Patent News


Jun. 24, 2016

George Mason University CPIP Blog: How Strong Patents Make Wealthy Nations, by Devlin Hartline and Kevin Madigan

This post originally appeared in the George Mason University CPIP blog on June 24, 2016.


How did the world’s wealthiest nations grow rich? The answer, according to Professor Stephen Haber of Stanford University, is that “they had well-developed systems of private property.” In Patents and the Wealth of Nations, forthcoming this summer in the CPIP Conference issue of the George Mason Law Review, Haber explains the connection: Property rights beget trade, trade begets specialization, specialization begets productivity, and productivity begets wealth. Without a foundation of strong property rights, economic development suffers. But does the same hold true for intellectual property, particularly patents? Referencing economic history and econometric analysis, Haber shows that strong patents do indeed make wealthy nations.

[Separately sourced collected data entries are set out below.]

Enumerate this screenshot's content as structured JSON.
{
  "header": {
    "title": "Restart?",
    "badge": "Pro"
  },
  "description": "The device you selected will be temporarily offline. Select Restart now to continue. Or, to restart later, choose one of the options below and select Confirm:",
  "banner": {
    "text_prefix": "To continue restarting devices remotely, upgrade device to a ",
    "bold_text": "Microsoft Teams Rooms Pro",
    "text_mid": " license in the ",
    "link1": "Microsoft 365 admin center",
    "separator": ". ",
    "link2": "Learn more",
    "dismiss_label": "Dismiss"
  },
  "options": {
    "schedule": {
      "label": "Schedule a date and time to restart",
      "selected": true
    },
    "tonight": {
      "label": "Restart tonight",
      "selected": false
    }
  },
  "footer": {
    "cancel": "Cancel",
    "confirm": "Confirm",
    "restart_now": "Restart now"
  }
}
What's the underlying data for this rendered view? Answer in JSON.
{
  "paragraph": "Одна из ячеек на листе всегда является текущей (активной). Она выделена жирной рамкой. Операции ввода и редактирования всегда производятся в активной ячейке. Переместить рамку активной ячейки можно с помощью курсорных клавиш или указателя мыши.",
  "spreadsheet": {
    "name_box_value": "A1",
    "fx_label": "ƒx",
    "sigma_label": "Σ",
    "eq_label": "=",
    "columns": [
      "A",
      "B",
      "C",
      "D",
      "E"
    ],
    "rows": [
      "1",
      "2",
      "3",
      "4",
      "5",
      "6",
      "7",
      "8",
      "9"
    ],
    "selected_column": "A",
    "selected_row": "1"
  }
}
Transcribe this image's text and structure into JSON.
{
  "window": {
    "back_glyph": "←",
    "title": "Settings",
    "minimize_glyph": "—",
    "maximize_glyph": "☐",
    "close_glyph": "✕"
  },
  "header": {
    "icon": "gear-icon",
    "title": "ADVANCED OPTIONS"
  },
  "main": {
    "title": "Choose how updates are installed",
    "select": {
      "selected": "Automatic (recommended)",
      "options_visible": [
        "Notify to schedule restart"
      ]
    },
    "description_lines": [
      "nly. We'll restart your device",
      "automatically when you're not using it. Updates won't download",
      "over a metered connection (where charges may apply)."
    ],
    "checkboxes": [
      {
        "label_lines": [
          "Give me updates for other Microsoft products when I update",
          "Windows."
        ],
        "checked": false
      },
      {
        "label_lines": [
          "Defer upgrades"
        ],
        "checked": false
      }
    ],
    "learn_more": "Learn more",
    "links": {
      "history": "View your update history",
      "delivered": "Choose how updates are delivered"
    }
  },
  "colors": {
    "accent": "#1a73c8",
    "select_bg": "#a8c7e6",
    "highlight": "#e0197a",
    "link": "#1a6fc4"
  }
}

Before diving into the history and analysis, Haber tackles the common misconception that patents are different than other types of property because they are monopolies: “It is not, as some IP critics maintain, a grant of monopoly. Rather, it is a temporary property right to something that did not exist before that can be sold, licensed, or traded.” The simple reason for this, Haber notes, is that a patent grants a monopoly only if there are truly no substitutes, but this is almost never the case. Usually, there are many substitutes and the patent owner has no market power. And the “fact that patents are property rights means that they can serve as the basis for the web of contracts that permits individuals and firms to specialize in what they do best.”